The entire (front-end) Hotmail application was implemented as multiple cgi binaries, each statically linked and compiled with gcc. This created a performance and scalability challenge in that, as a standard, the Common Gateway Interface (CGI) model only supports one newly created process per connection. This limitation requires the addition of more servers, prior to maximizing the use of the server in terms of transactions per second (TPS), to maintain throughput as services grow. This is a costly scalability solution(See footnote F2 at the end of this page).
The following diagram illustrates the server topology for a typical cluster.

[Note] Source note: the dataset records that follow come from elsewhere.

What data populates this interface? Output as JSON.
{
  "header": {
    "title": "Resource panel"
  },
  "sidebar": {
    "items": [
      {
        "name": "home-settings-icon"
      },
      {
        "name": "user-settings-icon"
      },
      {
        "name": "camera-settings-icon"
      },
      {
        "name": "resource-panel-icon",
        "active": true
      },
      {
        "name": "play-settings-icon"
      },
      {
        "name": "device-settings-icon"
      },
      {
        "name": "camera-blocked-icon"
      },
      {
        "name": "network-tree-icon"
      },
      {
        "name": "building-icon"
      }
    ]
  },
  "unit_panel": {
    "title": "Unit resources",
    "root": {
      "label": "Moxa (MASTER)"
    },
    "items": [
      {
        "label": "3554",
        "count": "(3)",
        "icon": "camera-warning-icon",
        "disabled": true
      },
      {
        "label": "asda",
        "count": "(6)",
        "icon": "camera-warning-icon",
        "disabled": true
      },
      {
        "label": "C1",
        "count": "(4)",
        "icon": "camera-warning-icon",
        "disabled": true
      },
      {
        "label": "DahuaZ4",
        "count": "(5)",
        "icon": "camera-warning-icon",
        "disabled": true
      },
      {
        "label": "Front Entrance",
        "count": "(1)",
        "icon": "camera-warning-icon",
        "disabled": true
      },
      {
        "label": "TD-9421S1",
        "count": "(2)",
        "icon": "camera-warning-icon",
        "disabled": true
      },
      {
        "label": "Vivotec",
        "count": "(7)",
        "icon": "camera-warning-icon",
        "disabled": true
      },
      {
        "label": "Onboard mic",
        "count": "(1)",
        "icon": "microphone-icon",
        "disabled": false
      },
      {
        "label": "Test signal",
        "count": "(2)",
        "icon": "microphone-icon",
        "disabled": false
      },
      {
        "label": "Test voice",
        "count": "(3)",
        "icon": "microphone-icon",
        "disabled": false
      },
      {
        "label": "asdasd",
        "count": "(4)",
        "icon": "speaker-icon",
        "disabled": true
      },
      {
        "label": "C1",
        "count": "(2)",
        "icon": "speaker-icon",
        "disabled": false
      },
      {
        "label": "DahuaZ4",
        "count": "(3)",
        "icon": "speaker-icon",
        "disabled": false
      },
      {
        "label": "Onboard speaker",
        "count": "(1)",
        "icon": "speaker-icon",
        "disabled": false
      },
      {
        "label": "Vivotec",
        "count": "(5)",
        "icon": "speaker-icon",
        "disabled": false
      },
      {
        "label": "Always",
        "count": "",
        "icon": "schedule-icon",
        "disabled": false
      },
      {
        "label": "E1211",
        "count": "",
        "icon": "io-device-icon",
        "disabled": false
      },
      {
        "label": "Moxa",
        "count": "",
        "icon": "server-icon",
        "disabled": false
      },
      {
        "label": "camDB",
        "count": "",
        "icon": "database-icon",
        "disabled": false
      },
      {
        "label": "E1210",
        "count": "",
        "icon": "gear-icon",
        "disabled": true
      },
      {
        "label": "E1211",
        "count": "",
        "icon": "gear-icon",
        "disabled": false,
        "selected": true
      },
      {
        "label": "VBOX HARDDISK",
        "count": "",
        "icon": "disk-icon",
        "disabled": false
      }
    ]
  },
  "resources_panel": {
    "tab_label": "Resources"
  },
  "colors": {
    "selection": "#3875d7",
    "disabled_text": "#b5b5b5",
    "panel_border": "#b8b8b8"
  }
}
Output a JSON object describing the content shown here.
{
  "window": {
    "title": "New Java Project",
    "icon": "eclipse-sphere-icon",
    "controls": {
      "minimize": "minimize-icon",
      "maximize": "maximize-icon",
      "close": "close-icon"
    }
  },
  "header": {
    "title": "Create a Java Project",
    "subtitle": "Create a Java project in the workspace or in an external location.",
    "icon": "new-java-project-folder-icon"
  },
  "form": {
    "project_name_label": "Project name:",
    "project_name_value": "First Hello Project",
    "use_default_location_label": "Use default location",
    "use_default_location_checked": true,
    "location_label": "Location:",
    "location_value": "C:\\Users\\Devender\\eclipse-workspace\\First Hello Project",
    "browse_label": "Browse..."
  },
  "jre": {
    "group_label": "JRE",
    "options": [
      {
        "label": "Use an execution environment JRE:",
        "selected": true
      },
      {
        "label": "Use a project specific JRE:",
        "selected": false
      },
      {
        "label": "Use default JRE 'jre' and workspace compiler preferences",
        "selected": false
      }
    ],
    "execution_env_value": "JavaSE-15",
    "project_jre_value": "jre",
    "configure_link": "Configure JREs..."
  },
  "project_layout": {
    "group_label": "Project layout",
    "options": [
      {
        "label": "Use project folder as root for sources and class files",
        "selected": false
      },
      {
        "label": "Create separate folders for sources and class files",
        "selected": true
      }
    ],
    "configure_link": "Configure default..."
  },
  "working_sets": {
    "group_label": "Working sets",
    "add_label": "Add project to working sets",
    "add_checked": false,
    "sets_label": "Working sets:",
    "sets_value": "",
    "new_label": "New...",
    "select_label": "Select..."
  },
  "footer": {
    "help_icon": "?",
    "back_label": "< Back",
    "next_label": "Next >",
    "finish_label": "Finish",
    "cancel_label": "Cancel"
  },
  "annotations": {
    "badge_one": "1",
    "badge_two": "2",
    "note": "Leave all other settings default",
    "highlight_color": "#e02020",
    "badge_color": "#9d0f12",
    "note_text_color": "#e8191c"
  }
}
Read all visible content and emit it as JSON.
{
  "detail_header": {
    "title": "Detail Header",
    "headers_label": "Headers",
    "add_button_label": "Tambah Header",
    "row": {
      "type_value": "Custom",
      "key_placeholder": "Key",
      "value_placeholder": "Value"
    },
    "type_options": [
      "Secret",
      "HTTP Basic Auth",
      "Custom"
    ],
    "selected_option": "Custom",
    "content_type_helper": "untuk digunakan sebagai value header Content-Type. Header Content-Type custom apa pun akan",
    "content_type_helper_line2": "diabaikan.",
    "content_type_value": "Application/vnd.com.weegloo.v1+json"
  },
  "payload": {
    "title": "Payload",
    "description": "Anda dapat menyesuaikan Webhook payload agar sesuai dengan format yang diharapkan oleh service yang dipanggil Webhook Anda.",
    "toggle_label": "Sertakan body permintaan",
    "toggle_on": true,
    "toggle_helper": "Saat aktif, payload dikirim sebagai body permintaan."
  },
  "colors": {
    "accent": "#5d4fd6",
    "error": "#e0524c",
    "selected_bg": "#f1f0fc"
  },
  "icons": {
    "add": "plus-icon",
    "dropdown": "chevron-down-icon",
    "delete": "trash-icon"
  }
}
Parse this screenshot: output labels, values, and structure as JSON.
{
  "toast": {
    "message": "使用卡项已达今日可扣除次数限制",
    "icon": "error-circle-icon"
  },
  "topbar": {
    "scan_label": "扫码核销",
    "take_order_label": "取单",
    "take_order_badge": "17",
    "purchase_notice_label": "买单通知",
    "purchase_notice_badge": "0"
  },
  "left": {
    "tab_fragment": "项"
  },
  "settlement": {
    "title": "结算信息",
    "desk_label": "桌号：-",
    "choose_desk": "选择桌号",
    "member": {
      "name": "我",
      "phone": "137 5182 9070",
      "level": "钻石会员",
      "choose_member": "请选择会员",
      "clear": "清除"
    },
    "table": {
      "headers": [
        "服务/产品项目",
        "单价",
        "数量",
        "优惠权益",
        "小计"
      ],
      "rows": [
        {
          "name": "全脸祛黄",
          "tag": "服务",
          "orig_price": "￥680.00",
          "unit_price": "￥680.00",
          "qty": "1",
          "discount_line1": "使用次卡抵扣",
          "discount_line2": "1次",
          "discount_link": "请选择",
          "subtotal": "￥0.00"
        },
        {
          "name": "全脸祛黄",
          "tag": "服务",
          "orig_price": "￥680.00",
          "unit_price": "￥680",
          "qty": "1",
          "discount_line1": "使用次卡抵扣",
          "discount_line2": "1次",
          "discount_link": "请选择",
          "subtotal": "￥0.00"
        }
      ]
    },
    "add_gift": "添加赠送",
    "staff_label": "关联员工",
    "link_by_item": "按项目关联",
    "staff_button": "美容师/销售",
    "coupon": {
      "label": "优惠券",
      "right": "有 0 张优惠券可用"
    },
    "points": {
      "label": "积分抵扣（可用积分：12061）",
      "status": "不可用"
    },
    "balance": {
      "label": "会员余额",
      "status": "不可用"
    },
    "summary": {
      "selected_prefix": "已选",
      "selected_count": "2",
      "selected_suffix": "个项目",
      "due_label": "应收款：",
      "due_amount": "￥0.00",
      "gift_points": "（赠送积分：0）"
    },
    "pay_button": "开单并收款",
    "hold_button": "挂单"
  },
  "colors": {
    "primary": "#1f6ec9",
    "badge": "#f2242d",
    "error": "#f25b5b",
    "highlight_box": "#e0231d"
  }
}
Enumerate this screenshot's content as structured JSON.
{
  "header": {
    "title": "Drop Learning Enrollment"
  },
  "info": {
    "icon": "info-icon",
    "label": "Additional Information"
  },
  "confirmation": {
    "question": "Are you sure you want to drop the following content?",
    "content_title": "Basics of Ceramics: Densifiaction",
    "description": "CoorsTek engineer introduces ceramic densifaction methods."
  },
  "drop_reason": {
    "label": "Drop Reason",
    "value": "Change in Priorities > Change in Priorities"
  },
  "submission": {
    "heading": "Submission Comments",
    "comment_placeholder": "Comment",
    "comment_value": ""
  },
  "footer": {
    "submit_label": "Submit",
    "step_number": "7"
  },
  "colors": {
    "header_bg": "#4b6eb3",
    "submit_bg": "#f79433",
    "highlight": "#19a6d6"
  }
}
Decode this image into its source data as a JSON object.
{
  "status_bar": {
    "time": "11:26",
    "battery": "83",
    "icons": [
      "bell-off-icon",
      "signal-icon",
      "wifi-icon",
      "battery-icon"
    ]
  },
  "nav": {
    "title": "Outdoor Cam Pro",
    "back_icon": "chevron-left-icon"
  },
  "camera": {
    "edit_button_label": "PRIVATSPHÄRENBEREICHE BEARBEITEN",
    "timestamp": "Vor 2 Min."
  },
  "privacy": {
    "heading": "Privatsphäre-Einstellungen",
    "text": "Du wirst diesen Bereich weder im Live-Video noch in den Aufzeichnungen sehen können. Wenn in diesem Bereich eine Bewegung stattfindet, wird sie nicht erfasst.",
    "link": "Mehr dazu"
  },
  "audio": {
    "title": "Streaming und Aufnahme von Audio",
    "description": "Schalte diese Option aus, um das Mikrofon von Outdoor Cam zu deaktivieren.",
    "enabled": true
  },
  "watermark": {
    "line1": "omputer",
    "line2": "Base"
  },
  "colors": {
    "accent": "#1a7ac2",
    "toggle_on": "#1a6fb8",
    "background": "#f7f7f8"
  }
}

Each Web server had its own local FreeBSD administrator account. So, essentially there were literally thousands of individual administrator accounts that required synchronization.
The Windows 2000 End-State (target) Environment
Phase 1 of the Windows 2000 migration project for Hotmail involved migrating all the existing FreeBSD\Apache Web servers to Windows 2000 and Internet Information Services (IIS). When all was said and done, this included migrating approximately 3,600 servers within a two-month period. The process used for the migration was able to scale to as many as 400 servers per 24-hour period. The bottleneck was actually LAN segment bandwidth. If there were a requirement to migrate more servers per period, you can spread the target machines out across more subnets to mitigate the LAN bandwidth issues.
Details of the application port are included in the deploying section.
Microsoft Services for UNIX (SFU) was implemented to provide the Hotmail team with standard UNIX utilities like grep and du.
Microsoft Interix provides an environment for running UNIX-based applications and scripts on Windows 2000. In one sense, Microsoft Interix provides a UNIX subsystem/environment on Windows 2000. The Hotmail team utilized the syslog functionality that Microsoft Interix provided. This was key to minimizing the impact to operations. Thereby, this allowed the replacement of the technology to be largely decoupled from retooling operations and management of the environment. This is not meant to imply that Microsoft Interix will allow all scripts to be reused without modification. As with any application port from one operating system to another, testing is a critical component of the migration. However, it helped to maximize the use of previously developed scripts.
The SSL hardware accelerators were no longer required. It was found that the onboard SSL processing by Microsoft Internet Information Services was more efficient and provided greater throughput than the external hardware solution with FreeBSD.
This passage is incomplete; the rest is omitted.